The Dance Data Project: A letter from our founder

In conversations over the years, one thing has always struck me: women in the workplace. Not just any workplace. I'm speaking specifically about the field of dance. It might seem strange for people to believe that women are an underrepresented minority in dance. We associate dance companies and organizations as being full of women — whether by virtue of the fact that men are less likely than women to study it at a young age, or because dance so often associates in pop culture as pretty ballerinas leaping into the air.

Looking at the field closely, it stands to reason that dance was, and remains, a male-dominated field.

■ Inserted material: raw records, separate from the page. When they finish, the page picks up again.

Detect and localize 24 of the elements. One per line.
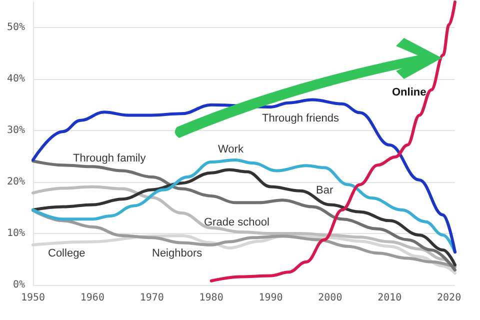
y-tick-label: 10% — [6, 228, 25, 240]
line-series — [32, 185, 456, 272]
annotation: Neighbors — [152, 248, 203, 260]
x-tick-label: 1980 — [199, 292, 224, 304]
x-tick-label: 1950 — [20, 292, 46, 304]
annotation: Through friends — [262, 112, 340, 124]
y-tick-label: 0% — [12, 280, 25, 290]
annotation: Online — [392, 86, 426, 98]
x-tick-label: 2020 — [437, 292, 462, 304]
annotation: Through family — [73, 152, 146, 164]
annotation: Bar — [316, 184, 334, 196]
annotation: Grade school — [204, 216, 270, 228]
y-tick-label: 50% — [6, 22, 25, 34]
x-tick-label: 2010 — [378, 292, 402, 304]
y-tick-label: 20% — [6, 176, 25, 188]
x-tick-label: 2000 — [318, 292, 342, 304]
x-tick-label: 1990 — [258, 292, 283, 304]
y-tick-label: 40% — [6, 74, 25, 85]
annotation: Work — [218, 144, 244, 156]
line-series — [32, 208, 456, 268]
x-tick-label: 1960 — [80, 292, 104, 304]
x-tick-label: 1970 — [140, 292, 164, 304]
annotation: College — [48, 248, 86, 260]
y-tick-label: 30% — [6, 125, 25, 136]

A simple Google search reveals that dozens upon dozens of articles have been written on the subject, whether in matters relating to leadership or choreographic opportunities. Some of the smartest and most talented journalists today have gone to great lengths to document those discrepancies. And more often than not, they have succeeded in identifying an important issue that continuously goes unnoticed.

Over the last couple years, I began to wonder what a more deliberate analysis of such an issue might prove, and whether  data might be a useful tool for informing how people think about dance more broadly. I was certain it could be done in a more analytical, calculated manner, driven by statistics. What we ended up with is the site you're now visiting: The Dance Data Project.

Like any good resource, the Project aims to inform diversity by providing public information for the benefit of further study. As it stands, our staff is small and working to provide as much comprehensive data as possible, whether through independent research reports (the first of which you'll see on the site) or through informational snapshots that include updated figures related to residencies, organizational makeup, and repertoires.

It's a process. Our team is small but dedicated, our resources only now beginning to take shape. This is just a beginning. The Dance Data Project has a long way to go, but we're very much looking forward to the ride.